Reviews

Rent Remixed

Editorial Staff

Editorial Staff

| London's West End |

16 October 2007

Just over ten years ago, Jonathan Larson’s Rent stormed Broadway as the best new rock musical since Hair and it’s still running there. An updated version of Puccini’s La boheme, and set in the East Village in New York around Christmas time, it captured perfectly the feverish excitement of artistic endeavour in a time of the AIDS plague.

Whereas Hair expressed its youthful enthusiasm and disaffection as a howl of protest against the war in Vietnam, Rent stays closer to home, moaning about the cost of living in a property boom and trying to make it in the Big Apple; but the musicals are essentially similar in spirit, and both have really remarkable scores, as well as dual heroes – Rent’s Roger (Luke Evans) is a Kurt Cobain-style songwriter, Mark (Oliver Thornton) a wired and eager wannabe filmmaker – in a tribal community.

The emblematic artist in the Rent in-crowd is Mimi Marquez, a junkie stripper whose tiny hand may be frozen when the snow begins to fall but whose act is hot when she lights her candle for Roger. The original New York production had a sensational Mimi in Daphne Rubin-Vega and Krysten Cummings was pretty good in London premiere, too.

There are many disappointments in this “remixed” version of the show, and the first is the underpowered Mimi of Siobhan Donaghy, who has seriously misunderstood the role. Mimi is supposed to die at the end, not in the first scene. The founding member of the Sugababes indie group sings and moves pleasantly enough, but there’s no real depth to her voice, and no tigress in her tank top.

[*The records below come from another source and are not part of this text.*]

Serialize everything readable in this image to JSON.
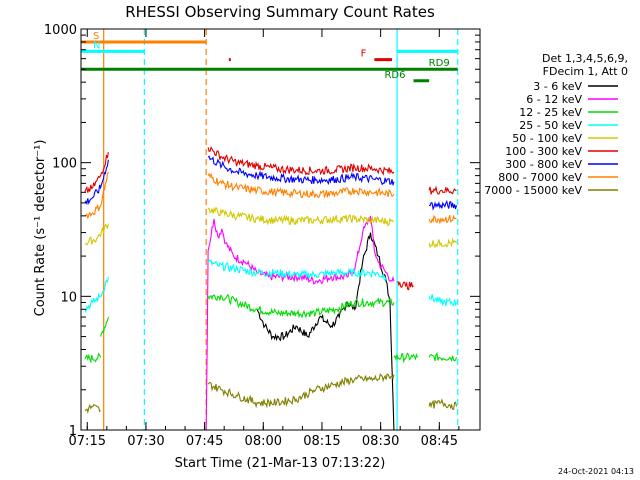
{
  "chart_data": {
    "type": "line",
    "title": "RHESSI Observing Summary Count Rates",
    "xlabel": "Start Time (21-Mar-13 07:13:22)",
    "ylabel": "Count Rate (s⁻¹ detector⁻¹)",
    "x_unit": "minutes after 07:13:22",
    "xlim": [
      0,
      102
    ],
    "ylim": [
      1,
      1000
    ],
    "yscale": "log",
    "x_ticks": [
      {
        "x": 1.6,
        "label": "07:15"
      },
      {
        "x": 16.6,
        "label": "07:30"
      },
      {
        "x": 31.6,
        "label": "07:45"
      },
      {
        "x": 46.6,
        "label": "08:00"
      },
      {
        "x": 61.6,
        "label": "08:15"
      },
      {
        "x": 76.6,
        "label": "08:30"
      },
      {
        "x": 91.6,
        "label": "08:45"
      }
    ],
    "y_ticks": [
      {
        "y": 1,
        "label": "1"
      },
      {
        "y": 10,
        "label": "10"
      },
      {
        "y": 100,
        "label": "100"
      },
      {
        "y": 1000,
        "label": "1000"
      }
    ],
    "legend": {
      "placement": "right",
      "header": [
        "Det 1,3,4,5,6,9,",
        "FDecim 1, Att 0"
      ],
      "entries": [
        {
          "label": "3 - 6 keV",
          "color": "#000000"
        },
        {
          "label": "6 - 12 keV",
          "color": "#ff00ff"
        },
        {
          "label": "12 - 25 keV",
          "color": "#00dd00"
        },
        {
          "label": "25 - 50 keV",
          "color": "#00ffff"
        },
        {
          "label": "50 - 100 keV",
          "color": "#d2c800"
        },
        {
          "label": "100 - 300 keV",
          "color": "#e00000"
        },
        {
          "label": "300 - 800 keV",
          "color": "#0000ff"
        },
        {
          "label": "800 - 7000 keV",
          "color": "#ff8000"
        },
        {
          "label": "7000 - 15000 keV",
          "color": "#808000"
        }
      ]
    },
    "series": [
      {
        "name": "3 - 6 keV",
        "color": "#000000",
        "segments": [
          [
            [
              45,
              8
            ],
            [
              47,
              6
            ],
            [
              49,
              5
            ],
            [
              52,
              5
            ],
            [
              55,
              6
            ],
            [
              58,
              5
            ],
            [
              61,
              7
            ],
            [
              64,
              6
            ],
            [
              66,
              7
            ],
            [
              68,
              9
            ],
            [
              70,
              8
            ],
            [
              72,
              18
            ],
            [
              74,
              30
            ],
            [
              76,
              20
            ],
            [
              78,
              13
            ],
            [
              79,
              9
            ],
            [
              80,
              1
            ]
          ]
        ]
      },
      {
        "name": "6 - 12 keV",
        "color": "#ff00ff",
        "segments": [
          [
            [
              32,
              1
            ],
            [
              32.5,
              22
            ],
            [
              34,
              38
            ],
            [
              35,
              28
            ],
            [
              36,
              32
            ],
            [
              37,
              25
            ],
            [
              39,
              20
            ],
            [
              42,
              18
            ],
            [
              45,
              15
            ],
            [
              48,
              14
            ],
            [
              52,
              14
            ],
            [
              56,
              14
            ],
            [
              60,
              13
            ],
            [
              64,
              14
            ],
            [
              68,
              14
            ],
            [
              70,
              16
            ],
            [
              72,
              30
            ],
            [
              74,
              40
            ],
            [
              75,
              22
            ],
            [
              76,
              18
            ],
            [
              78,
              15
            ],
            [
              79.5,
              13
            ],
            [
              80,
              13
            ]
          ]
        ]
      },
      {
        "name": "12 - 25 keV",
        "color": "#00dd00",
        "segments": [
          [
            [
              1,
              3.4
            ],
            [
              5,
              3.5
            ]
          ],
          [
            [
              5,
              5
            ],
            [
              7,
              7
            ]
          ],
          [
            [
              32.5,
              10
            ],
            [
              36,
              10
            ],
            [
              40,
              9
            ],
            [
              45,
              8
            ],
            [
              50,
              7.5
            ],
            [
              55,
              7.5
            ],
            [
              60,
              7.5
            ],
            [
              65,
              8
            ],
            [
              70,
              9
            ],
            [
              75,
              9
            ],
            [
              80,
              9
            ]
          ],
          [
            [
              80,
              3.5
            ],
            [
              86,
              3.5
            ]
          ],
          [
            [
              89,
              3.5
            ],
            [
              96,
              3.5
            ]
          ]
        ]
      },
      {
        "name": "25 - 50 keV",
        "color": "#00ffff",
        "segments": [
          [
            [
              1,
              8
            ],
            [
              3,
              9
            ],
            [
              5,
              10
            ],
            [
              7,
              14
            ]
          ],
          [
            [
              32.5,
              18
            ],
            [
              35,
              17
            ],
            [
              40,
              16
            ],
            [
              45,
              15
            ],
            [
              50,
              15
            ],
            [
              55,
              14.5
            ],
            [
              60,
              14.5
            ],
            [
              65,
              15
            ],
            [
              70,
              15
            ],
            [
              75,
              15
            ],
            [
              78,
              14
            ]
          ],
          [
            [
              89,
              10
            ],
            [
              92,
              9
            ],
            [
              96,
              9
            ]
          ]
        ]
      },
      {
        "name": "50 - 100 keV",
        "color": "#d2c800",
        "segments": [
          [
            [
              1,
              25
            ],
            [
              4,
              27
            ],
            [
              7,
              35
            ]
          ],
          [
            [
              32.5,
              45
            ],
            [
              36,
              42
            ],
            [
              40,
              40
            ],
            [
              45,
              38
            ],
            [
              50,
              37
            ],
            [
              55,
              37
            ],
            [
              60,
              37
            ],
            [
              65,
              38
            ],
            [
              70,
              38
            ],
            [
              75,
              37
            ],
            [
              80,
              36
            ]
          ],
          [
            [
              89,
              25
            ],
            [
              92,
              25
            ],
            [
              96,
              25
            ]
          ]
        ]
      },
      {
        "name": "100 - 300 keV",
        "color": "#e00000",
        "segments": [
          [
            [
              1,
              60
            ],
            [
              3,
              65
            ],
            [
              5,
              80
            ],
            [
              7,
              120
            ]
          ],
          [
            [
              32.5,
              130
            ],
            [
              36,
              110
            ],
            [
              40,
              100
            ],
            [
              45,
              95
            ],
            [
              50,
              90
            ],
            [
              55,
              88
            ],
            [
              60,
              87
            ],
            [
              65,
              88
            ],
            [
              70,
              92
            ],
            [
              75,
              90
            ],
            [
              80,
              85
            ]
          ],
          [
            [
              81,
              13
            ],
            [
              83,
              12
            ],
            [
              85,
              12
            ]
          ],
          [
            [
              89,
              62
            ],
            [
              92,
              62
            ],
            [
              96,
              62
            ]
          ]
        ]
      },
      {
        "name": "300 - 800 keV",
        "color": "#0000ff",
        "segments": [
          [
            [
              1,
              50
            ],
            [
              3,
              55
            ],
            [
              5,
              65
            ],
            [
              7,
              105
            ]
          ],
          [
            [
              32.5,
              110
            ],
            [
              36,
              95
            ],
            [
              40,
              85
            ],
            [
              45,
              80
            ],
            [
              50,
              77
            ],
            [
              55,
              75
            ],
            [
              60,
              74
            ],
            [
              65,
              75
            ],
            [
              70,
              78
            ],
            [
              75,
              75
            ],
            [
              80,
              72
            ]
          ],
          [
            [
              89,
              48
            ],
            [
              92,
              48
            ],
            [
              96,
              48
            ]
          ]
        ]
      },
      {
        "name": "800 - 7000 keV",
        "color": "#ff8000",
        "segments": [
          [
            [
              1,
              40
            ],
            [
              3,
              42
            ],
            [
              5,
              48
            ],
            [
              7,
              85
            ]
          ],
          [
            [
              32.5,
              80
            ],
            [
              36,
              70
            ],
            [
              40,
              65
            ],
            [
              45,
              62
            ],
            [
              50,
              60
            ],
            [
              55,
              59
            ],
            [
              60,
              58
            ],
            [
              65,
              59
            ],
            [
              70,
              62
            ],
            [
              75,
              60
            ],
            [
              80,
              58
            ]
          ],
          [
            [
              89,
              38
            ],
            [
              92,
              38
            ],
            [
              96,
              38
            ]
          ]
        ]
      },
      {
        "name": "7000 - 15000 keV",
        "color": "#808000",
        "segments": [
          [
            [
              1,
              1.4
            ],
            [
              3,
              1.5
            ],
            [
              5,
              1.4
            ]
          ],
          [
            [
              32.5,
              2.2
            ],
            [
              36,
              2
            ],
            [
              40,
              1.8
            ],
            [
              45,
              1.6
            ],
            [
              50,
              1.6
            ],
            [
              55,
              1.7
            ],
            [
              60,
              2
            ],
            [
              65,
              2.2
            ],
            [
              70,
              2.4
            ],
            [
              75,
              2.4
            ],
            [
              80,
              2.6
            ]
          ],
          [
            [
              89,
              1.5
            ],
            [
              92,
              1.6
            ],
            [
              96,
              1.5
            ]
          ]
        ]
      }
    ],
    "vertical_markers": [
      {
        "x": 5.8,
        "color": "#ff8000",
        "style": "solid"
      },
      {
        "x": 16.2,
        "color": "#00ffff",
        "style": "dashed"
      },
      {
        "x": 32.0,
        "color": "#ff8000",
        "style": "dashed"
      },
      {
        "x": 80.8,
        "color": "#00ffff",
        "style": "solid"
      },
      {
        "x": 96.3,
        "color": "#00ffff",
        "style": "dashed"
      }
    ],
    "flag_bars": [
      {
        "label": "S",
        "color": "#ff8000",
        "x0": 0,
        "x1": 32.0,
        "y": 800,
        "label_at": "left"
      },
      {
        "label": "N",
        "color": "#00ffff",
        "x0": 0,
        "x1": 16.2,
        "y": 680,
        "label_at": "left"
      },
      {
        "label": "N",
        "color": "#00ffff",
        "x0": 80.8,
        "x1": 96.3,
        "y": 680,
        "label_at": "none"
      },
      {
        "label": "F",
        "color": "#e00000",
        "x0": 75,
        "x1": 79.5,
        "y": 590,
        "label_at": "left"
      },
      {
        "label": "",
        "color": "#e00000",
        "x0": 37.8,
        "x1": 38.3,
        "y": 590,
        "label_at": "none"
      },
      {
        "label": "RD9",
        "color": "#008000",
        "x0": 0,
        "x1": 96.3,
        "y": 500,
        "label_at": "right"
      },
      {
        "label": "RD6",
        "color": "#008000",
        "x0": 85,
        "x1": 89,
        "y": 410,
        "label_at": "left"
      }
    ]
  },
  "timestamp": "24-Oct-2021 04:13"
}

“There’s only now, there’s only here, give in to love, or live in fear,” goes the line in the final, rousing anthem. The poignancy of Rent stemmed from the tragedy of its author’s unexpected death, of an aortic aneurism, on the night before the first Off-Broadway preview in January 1996, ten days before his 36th birthday.

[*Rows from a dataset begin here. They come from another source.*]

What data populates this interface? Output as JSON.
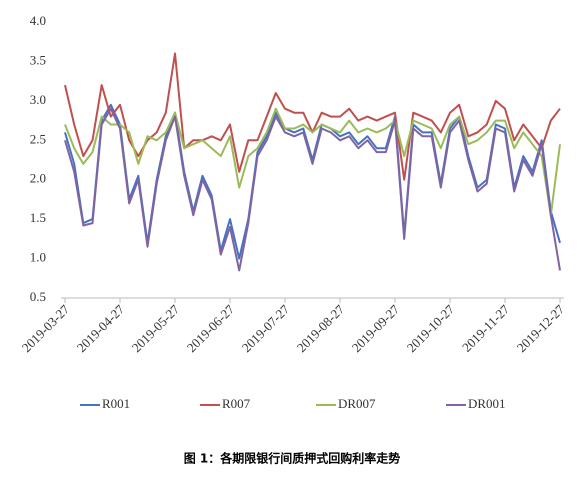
{
  "chart_data": {
    "type": "line",
    "caption": "图 1：各期限银行间质押式回购利率走势",
    "categories": [
      "2019-03-27",
      null,
      null,
      null,
      null,
      null,
      "2019-04-27",
      null,
      null,
      null,
      null,
      null,
      "2019-05-27",
      null,
      null,
      null,
      null,
      null,
      "2019-06-27",
      null,
      null,
      null,
      null,
      null,
      "2019-07-27",
      null,
      null,
      null,
      null,
      null,
      "2019-08-27",
      null,
      null,
      null,
      null,
      null,
      "2019-09-27",
      null,
      null,
      null,
      null,
      null,
      "2019-10-27",
      null,
      null,
      null,
      null,
      null,
      "2019-11-27",
      null,
      null,
      null,
      null,
      null,
      "2019-12-27"
    ],
    "series": [
      {
        "name": "R001",
        "color": "#4472c4",
        "values": [
          2.6,
          2.2,
          1.45,
          1.5,
          2.75,
          2.95,
          2.7,
          1.75,
          2.05,
          1.2,
          2.0,
          2.55,
          2.85,
          2.1,
          1.6,
          2.05,
          1.8,
          1.1,
          1.5,
          1.0,
          1.5,
          2.35,
          2.55,
          2.85,
          2.65,
          2.6,
          2.65,
          2.25,
          2.7,
          2.65,
          2.55,
          2.6,
          2.45,
          2.55,
          2.4,
          2.4,
          2.8,
          1.3,
          2.7,
          2.6,
          2.6,
          1.95,
          2.65,
          2.8,
          2.3,
          1.9,
          2.0,
          2.7,
          2.65,
          1.9,
          2.3,
          2.1,
          2.5,
          1.6,
          1.2
        ]
      },
      {
        "name": "R007",
        "color": "#c0504d",
        "values": [
          3.2,
          2.7,
          2.3,
          2.5,
          3.2,
          2.8,
          2.95,
          2.5,
          2.3,
          2.5,
          2.6,
          2.85,
          3.6,
          2.4,
          2.5,
          2.5,
          2.55,
          2.5,
          2.7,
          2.1,
          2.5,
          2.5,
          2.8,
          3.1,
          2.9,
          2.85,
          2.85,
          2.6,
          2.85,
          2.8,
          2.8,
          2.9,
          2.75,
          2.8,
          2.75,
          2.8,
          2.85,
          2.0,
          2.85,
          2.8,
          2.75,
          2.6,
          2.85,
          2.95,
          2.55,
          2.6,
          2.7,
          3.0,
          2.9,
          2.5,
          2.7,
          2.55,
          2.4,
          2.75,
          2.9
        ]
      },
      {
        "name": "DR007",
        "color": "#9bbb59",
        "values": [
          2.7,
          2.4,
          2.2,
          2.35,
          2.8,
          2.7,
          2.7,
          2.6,
          2.2,
          2.55,
          2.5,
          2.6,
          2.85,
          2.4,
          2.45,
          2.5,
          2.4,
          2.3,
          2.55,
          1.9,
          2.3,
          2.4,
          2.6,
          2.9,
          2.65,
          2.65,
          2.7,
          2.6,
          2.7,
          2.65,
          2.6,
          2.75,
          2.6,
          2.65,
          2.6,
          2.65,
          2.75,
          2.3,
          2.75,
          2.7,
          2.65,
          2.4,
          2.7,
          2.8,
          2.45,
          2.5,
          2.6,
          2.75,
          2.75,
          2.4,
          2.6,
          2.45,
          2.3,
          1.55,
          2.45
        ]
      },
      {
        "name": "DR001",
        "color": "#8064a2",
        "values": [
          2.5,
          2.1,
          1.42,
          1.45,
          2.7,
          2.9,
          2.65,
          1.7,
          2.0,
          1.15,
          1.95,
          2.5,
          2.8,
          2.05,
          1.55,
          2.0,
          1.75,
          1.05,
          1.4,
          0.85,
          1.45,
          2.3,
          2.5,
          2.8,
          2.6,
          2.55,
          2.6,
          2.2,
          2.65,
          2.6,
          2.5,
          2.55,
          2.4,
          2.5,
          2.35,
          2.35,
          2.75,
          1.25,
          2.65,
          2.55,
          2.55,
          1.9,
          2.6,
          2.75,
          2.25,
          1.85,
          1.95,
          2.65,
          2.6,
          1.85,
          2.25,
          2.05,
          2.45,
          1.55,
          0.85
        ]
      }
    ],
    "ylim": [
      0.5,
      4.0
    ],
    "yticks": [
      {
        "value": 0.5,
        "label": "0.5"
      },
      {
        "value": 1.0,
        "label": "1.0"
      },
      {
        "value": 1.5,
        "label": "1.5"
      },
      {
        "value": 2.0,
        "label": "2.0"
      },
      {
        "value": 2.5,
        "label": "2.5"
      },
      {
        "value": 3.0,
        "label": "3.0"
      },
      {
        "value": 3.5,
        "label": "3.5"
      },
      {
        "value": 4.0,
        "label": "4.0"
      }
    ],
    "grid": false,
    "legend": "bottom"
  }
}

William Baker’s production eradicates the realism of the urban setting in favour of antiseptic white MTV chic. Baker and his musical supervisor Steve Anderson are “the celebrated creative team behind Kylie” – pop star Kylie Minogue, that is, who graced the first night with her glittering tiny presence – and, with designer Mark Bailey, they create a Perspex and neon-lit limbo that feels like a hospital ward.
So the fatalism of the piece is not conveyed in any of the performances, but on a moving newsreel on the back wall litanising famous AIDS victims such as Ian Charleson, Rock Hudson, Kenny Everett and so predictably on.

Leon Lopez is the stricken black hobo and Jay Webb his divine young drag queen Angel. But they are cheap negatives of their characters and everyone’s upstaged anyway by Denise van Outen as the hilarious lesbian performance artist Maureen, who comes on like a storm in black leathers and transparent leotard. She’s nothing to do with the show, but jolly good value.

Ironically, given the production attitude, you come away thinking that Larson’s talent has been not so much “remixed” as “detoxed”.